Markov decision processes with observation costs: framework and computation with a penalty scheme

Christoph Reisinger,Jonathan Tam
2023-12-06
Abstract:We consider Markov decision processes where the state of the chain is only given at chosen observation times and of a cost. Optimal strategies involve the optimisation of observation times as well as the subsequent action values. We consider the finite horizon and discounted infinite horizon problems, as well as an extension with parameter uncertainty. By including the time elapsed from observations as part of the augmented Markov system, the value function satisfies a system of quasi-variational inequalities (QVIs). Such a class of QVIs can be seen as an extension to the interconnected obstacle problem. We prove a comparison principle for this class of QVIs, which implies uniqueness of solutions to our proposed problem. Penalty methods are then utilised to obtain arbitrarily accurate solutions. Finally, we perform numerical experiments on three applications which illustrate our framework.
Optimization and Control,Numerical Analysis
What problem does this paper attempt to address?

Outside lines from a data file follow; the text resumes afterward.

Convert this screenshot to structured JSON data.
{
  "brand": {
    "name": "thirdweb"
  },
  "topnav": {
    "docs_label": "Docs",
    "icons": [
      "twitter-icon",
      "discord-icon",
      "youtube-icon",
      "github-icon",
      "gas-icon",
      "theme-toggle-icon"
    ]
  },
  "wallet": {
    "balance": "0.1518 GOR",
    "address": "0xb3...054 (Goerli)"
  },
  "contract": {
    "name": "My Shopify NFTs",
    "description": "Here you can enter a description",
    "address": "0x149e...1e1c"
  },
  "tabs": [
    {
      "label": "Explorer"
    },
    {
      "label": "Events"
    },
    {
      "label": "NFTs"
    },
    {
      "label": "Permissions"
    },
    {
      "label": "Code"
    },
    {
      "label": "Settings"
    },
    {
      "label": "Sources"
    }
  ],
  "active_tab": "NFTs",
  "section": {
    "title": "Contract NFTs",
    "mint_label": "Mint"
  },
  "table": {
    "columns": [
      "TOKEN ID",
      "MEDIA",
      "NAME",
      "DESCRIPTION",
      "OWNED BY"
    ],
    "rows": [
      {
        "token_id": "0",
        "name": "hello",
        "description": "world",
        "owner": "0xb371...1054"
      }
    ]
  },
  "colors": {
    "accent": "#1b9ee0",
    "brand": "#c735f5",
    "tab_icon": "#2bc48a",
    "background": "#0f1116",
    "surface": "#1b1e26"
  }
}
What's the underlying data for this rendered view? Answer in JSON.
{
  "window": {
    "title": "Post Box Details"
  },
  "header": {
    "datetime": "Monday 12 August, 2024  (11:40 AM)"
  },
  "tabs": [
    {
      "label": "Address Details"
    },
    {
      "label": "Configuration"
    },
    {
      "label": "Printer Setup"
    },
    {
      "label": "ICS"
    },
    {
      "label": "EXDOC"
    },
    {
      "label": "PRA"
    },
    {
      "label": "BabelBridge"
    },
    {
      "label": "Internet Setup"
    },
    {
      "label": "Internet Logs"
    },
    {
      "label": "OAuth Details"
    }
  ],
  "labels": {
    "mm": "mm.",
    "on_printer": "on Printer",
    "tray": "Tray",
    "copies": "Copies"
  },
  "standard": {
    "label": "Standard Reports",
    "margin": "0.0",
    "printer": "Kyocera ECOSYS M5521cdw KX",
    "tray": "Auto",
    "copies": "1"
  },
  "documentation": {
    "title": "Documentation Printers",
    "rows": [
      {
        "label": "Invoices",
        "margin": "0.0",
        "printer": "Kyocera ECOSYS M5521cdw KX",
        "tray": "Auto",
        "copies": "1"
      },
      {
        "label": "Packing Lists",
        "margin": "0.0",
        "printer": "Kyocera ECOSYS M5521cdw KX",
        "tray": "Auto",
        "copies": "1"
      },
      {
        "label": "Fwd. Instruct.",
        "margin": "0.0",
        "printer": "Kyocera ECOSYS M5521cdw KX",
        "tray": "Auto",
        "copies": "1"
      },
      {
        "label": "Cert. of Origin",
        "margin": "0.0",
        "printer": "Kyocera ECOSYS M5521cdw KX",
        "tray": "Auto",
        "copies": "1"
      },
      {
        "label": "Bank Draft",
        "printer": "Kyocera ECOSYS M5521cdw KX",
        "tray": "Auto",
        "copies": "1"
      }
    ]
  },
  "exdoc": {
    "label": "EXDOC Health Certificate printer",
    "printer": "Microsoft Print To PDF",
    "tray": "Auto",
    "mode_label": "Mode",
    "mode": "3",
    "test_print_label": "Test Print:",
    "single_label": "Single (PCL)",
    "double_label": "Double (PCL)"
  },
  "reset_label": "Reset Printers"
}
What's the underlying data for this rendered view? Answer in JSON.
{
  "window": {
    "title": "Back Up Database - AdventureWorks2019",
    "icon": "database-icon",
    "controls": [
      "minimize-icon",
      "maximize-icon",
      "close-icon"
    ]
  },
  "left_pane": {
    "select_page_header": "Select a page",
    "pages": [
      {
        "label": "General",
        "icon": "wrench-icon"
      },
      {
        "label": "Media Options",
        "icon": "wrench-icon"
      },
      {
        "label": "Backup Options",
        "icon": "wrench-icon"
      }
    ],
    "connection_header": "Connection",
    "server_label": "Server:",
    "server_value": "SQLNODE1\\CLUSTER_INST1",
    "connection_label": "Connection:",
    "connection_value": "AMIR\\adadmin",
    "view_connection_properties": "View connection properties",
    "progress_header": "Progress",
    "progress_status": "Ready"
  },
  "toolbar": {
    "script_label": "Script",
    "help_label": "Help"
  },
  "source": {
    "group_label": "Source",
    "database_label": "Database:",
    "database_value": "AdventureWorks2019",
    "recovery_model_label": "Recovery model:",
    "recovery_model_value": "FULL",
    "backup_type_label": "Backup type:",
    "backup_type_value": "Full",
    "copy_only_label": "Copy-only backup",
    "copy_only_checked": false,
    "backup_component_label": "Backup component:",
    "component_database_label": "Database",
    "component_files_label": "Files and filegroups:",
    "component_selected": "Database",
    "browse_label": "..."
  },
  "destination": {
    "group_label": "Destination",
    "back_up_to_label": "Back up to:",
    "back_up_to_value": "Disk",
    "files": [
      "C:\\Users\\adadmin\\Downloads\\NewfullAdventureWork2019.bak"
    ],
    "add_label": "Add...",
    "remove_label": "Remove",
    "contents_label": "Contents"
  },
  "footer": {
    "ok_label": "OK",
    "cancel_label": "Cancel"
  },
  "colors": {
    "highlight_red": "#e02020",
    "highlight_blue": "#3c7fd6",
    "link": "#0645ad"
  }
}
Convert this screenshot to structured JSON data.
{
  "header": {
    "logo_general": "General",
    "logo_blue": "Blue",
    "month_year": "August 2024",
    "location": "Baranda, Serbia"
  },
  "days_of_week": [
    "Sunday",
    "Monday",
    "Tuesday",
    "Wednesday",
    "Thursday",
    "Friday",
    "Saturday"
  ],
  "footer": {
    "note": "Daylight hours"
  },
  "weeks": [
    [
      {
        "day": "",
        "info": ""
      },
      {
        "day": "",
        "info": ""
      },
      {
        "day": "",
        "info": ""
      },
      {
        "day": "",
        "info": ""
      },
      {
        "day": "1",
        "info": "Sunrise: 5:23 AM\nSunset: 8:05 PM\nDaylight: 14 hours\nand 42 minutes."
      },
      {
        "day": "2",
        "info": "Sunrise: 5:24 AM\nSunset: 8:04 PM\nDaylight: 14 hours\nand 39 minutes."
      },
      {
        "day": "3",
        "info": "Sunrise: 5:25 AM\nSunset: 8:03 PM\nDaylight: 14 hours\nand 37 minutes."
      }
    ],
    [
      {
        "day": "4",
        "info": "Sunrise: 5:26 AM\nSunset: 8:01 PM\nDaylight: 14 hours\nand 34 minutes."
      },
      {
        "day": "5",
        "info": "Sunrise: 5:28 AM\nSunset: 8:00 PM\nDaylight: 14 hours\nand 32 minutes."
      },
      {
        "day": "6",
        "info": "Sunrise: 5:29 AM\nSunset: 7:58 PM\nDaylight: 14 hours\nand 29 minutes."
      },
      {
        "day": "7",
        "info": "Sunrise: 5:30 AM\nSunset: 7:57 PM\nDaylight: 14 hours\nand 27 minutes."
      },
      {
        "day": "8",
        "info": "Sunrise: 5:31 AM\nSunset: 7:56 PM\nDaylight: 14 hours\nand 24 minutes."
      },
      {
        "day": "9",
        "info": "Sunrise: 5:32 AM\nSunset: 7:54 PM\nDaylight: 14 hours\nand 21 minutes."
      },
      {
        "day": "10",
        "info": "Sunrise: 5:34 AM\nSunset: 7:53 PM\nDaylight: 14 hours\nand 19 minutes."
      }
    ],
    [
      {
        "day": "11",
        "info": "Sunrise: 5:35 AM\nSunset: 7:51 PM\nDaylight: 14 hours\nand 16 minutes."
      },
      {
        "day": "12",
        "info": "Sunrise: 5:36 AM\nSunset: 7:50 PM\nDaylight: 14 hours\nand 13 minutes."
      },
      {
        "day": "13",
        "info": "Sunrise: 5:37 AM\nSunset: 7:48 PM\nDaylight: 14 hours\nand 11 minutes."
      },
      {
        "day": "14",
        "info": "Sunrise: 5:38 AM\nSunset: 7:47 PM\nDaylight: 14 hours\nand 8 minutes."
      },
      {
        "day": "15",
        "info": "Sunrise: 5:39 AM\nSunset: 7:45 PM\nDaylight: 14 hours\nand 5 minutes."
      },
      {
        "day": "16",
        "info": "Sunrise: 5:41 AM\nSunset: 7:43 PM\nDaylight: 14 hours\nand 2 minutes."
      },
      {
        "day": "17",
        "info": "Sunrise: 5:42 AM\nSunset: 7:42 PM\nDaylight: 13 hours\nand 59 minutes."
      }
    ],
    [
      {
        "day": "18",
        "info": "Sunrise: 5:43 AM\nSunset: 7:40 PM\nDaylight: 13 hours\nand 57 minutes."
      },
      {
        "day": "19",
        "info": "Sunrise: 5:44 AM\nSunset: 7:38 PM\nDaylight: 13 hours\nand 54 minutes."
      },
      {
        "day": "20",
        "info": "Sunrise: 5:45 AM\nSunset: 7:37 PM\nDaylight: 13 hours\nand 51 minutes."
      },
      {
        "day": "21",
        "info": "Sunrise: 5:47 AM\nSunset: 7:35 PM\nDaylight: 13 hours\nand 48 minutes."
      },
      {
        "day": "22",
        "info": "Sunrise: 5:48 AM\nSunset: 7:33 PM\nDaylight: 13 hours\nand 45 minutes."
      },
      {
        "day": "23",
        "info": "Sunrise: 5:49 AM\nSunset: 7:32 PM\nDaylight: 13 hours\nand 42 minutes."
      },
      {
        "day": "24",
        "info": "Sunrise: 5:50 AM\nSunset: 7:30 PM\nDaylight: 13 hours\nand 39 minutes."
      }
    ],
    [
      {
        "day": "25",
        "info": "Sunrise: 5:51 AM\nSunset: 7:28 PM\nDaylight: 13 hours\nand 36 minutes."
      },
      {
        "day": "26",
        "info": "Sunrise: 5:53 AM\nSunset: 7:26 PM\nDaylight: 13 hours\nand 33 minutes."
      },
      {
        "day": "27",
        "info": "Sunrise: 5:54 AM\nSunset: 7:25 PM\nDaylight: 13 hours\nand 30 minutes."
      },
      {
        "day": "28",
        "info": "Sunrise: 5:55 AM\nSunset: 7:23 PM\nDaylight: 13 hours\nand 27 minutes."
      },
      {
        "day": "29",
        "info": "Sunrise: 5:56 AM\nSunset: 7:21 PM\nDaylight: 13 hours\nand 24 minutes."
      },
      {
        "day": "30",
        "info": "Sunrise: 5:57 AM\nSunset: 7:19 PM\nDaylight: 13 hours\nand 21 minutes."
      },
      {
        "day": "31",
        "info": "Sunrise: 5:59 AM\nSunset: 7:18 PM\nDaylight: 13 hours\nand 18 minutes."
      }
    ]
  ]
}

The paper primarily focuses on solving optimization problems in Markov Decision Processes (MDPs) with observation costs. Specifically, it considers a scenario where the state of the MDP can only be obtained at selected observation times, and each observation incurs a certain cost. Therefore, the optimization strategy needs to consider not only the selection of observation times but also the subsequent action values. The key contributions of the paper can be summarized as follows: 1. **Construction of the Observation Cost Model (OCM)**: - Introduced the concept of observation cost on the basis of standard MDPs, meaning that observing the system state requires a certain cost. - OCM assumes that actions remain unchanged between two observations. - The paper formulates OCM as a Partially Observable Markov Decision Process (POMDP), where the passage of time is considered as part of the extended Markov system. 2. **Mathematical Modeling of the Optimization Problem**: - Defined finite-horizon and infinite-horizon discounted problems. - For each problem, derived optimality equations through dynamic programming, which are expressed in the form of Quasi-Variational Inequalities (QVIs). - Established a comparison principle, proving the existence and uniqueness of the solutions to the proposed QVIs. 3. **Numerical Methods and Experimental Validation**: - Proposed a penalty scheme to efficiently solve the aforementioned QVIs. - Validated the effectiveness of the proposed framework through numerical experiments, particularly demonstrating its application potential in three case studies. In summary, the main objective of this paper is to provide a theoretical framework for MDPs with observation costs and to propose effective numerical methods to solve such problems. This has broad application prospects in fields such as maintenance, portfolio optimization, sensor detection, and reinforcement learning.